How do treatments differ between patients with high-risk and low-risk polycythemia vera?

Right now, the paradigm is that in patients who are low risk, we treat people with aspirin and phlebotomy to keep the hematocrit level under 45%, and if they're high risk, we put them on a therapeutic intervention like Hydrea [hydroxyurea] or ropeginterferon or pegylated interferon. That's the current paradigm. If patients are having lots of phlebotomies or they're having symptoms, then it's reasonable to think about putting them on a therapy.

Coming back to the idea that with newer data, that paradigm may need to change, in the sense that there is some data that [show] treating the low-risk patients with things like ropeginterferon might make a difference, in terms of controlling their blood counts, maybe controlling for a disease progression.

I think that there needs to be more data in this space. Is this really the right approach? I mean, this has been the historic approach, this has been the paradigm that everybody follows. But it begs the question, is that really the right approach? As we have more active agents in this space, I think we've got to refine our questions and focus on those questions.

Is there anything specific of interest in the pipeline that might change how polycythemia vera is treated?

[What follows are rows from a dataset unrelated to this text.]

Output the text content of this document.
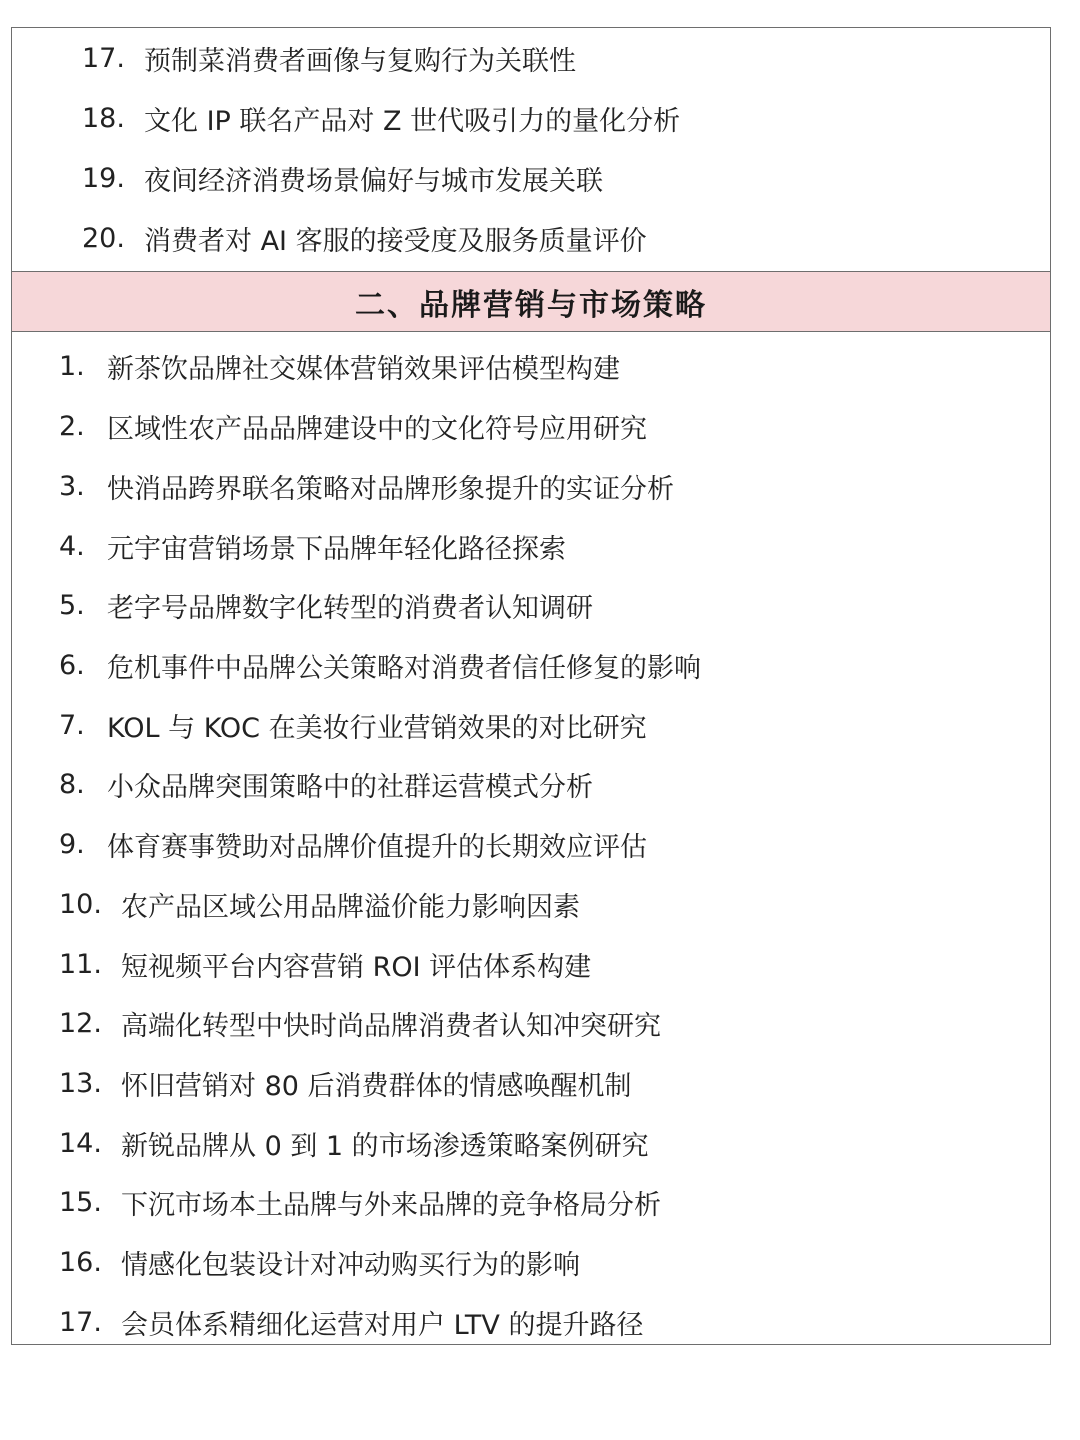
17. 预制菜消费者画像与复购行为关联性
18. 文化 IP 联名产品对 Z 世代吸引力的量化分析
19. 夜间经济消费场景偏好与城市发展关联
20. 消费者对 AI 客服的接受度及服务质量评价
二、品牌营销与市场策略
1. 新茶饮品牌社交媒体营销效果评估模型构建
2. 区域性农产品品牌建设中的文化符号应用研究
3. 快消品跨界联名策略对品牌形象提升的实证分析
4. 元宇宙营销场景下品牌年轻化路径探索
5. 老字号品牌数字化转型的消费者认知调研
6. 危机事件中品牌公关策略对消费者信任修复的影响
7. KOL 与 KOC 在美妆行业营销效果的对比研究
8. 小众品牌突围策略中的社群运营模式分析
9. 体育赛事赞助对品牌价值提升的长期效应评估
10. 农产品区域公用品牌溢价能力影响因素
11. 短视频平台内容营销 ROI 评估体系构建
12. 高端化转型中快时尚品牌消费者认知冲突研究
13. 怀旧营销对 80 后消费群体的情感唤醒机制
14. 新锐品牌从 0 到 1 的市场渗透策略案例研究
15. 下沉市场本土品牌与外来品牌的竞争格局分析
16. 情感化包装设计对冲动购买行为的影响
17. 会员体系精细化运营对用户 LTV 的提升路径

There is this drug rusfertide, a hepcidin memetic, which in phase 2 studies has shown promise in helping patients become phlebotomy independent, which is an important end point. Phlebotomy is not a bit of a benign thing; I think that's an important thing for everyone to realize. People become iron deficient [with too many phlebotomies]. Iron deficiency can cause symptoms, things like restless leg syndrome, and there is data that long-term phlebotomies and becoming iron deficient may lead to or be associated with things like pulmonary hypertension. Thinking of phlebotomy as a benign intervention and using medications as not a benign intervention is perhaps the wrong way to be thinking about this.

These medications like rusfertide that could make a difference there. And there is more and more emerging data with ruxolitinib, and it's absolutely a highly effective drug to treat polycythemia vera. The question is, how deep of a response? Does it have the ability to potentially change the disease course in some patients? Is introducing it early in the disease, rather than as a second-line agent after Hydrea, potentially beneficial in the long term? These questions remain unanswered, but at least we have the drug, and these questions are being studied.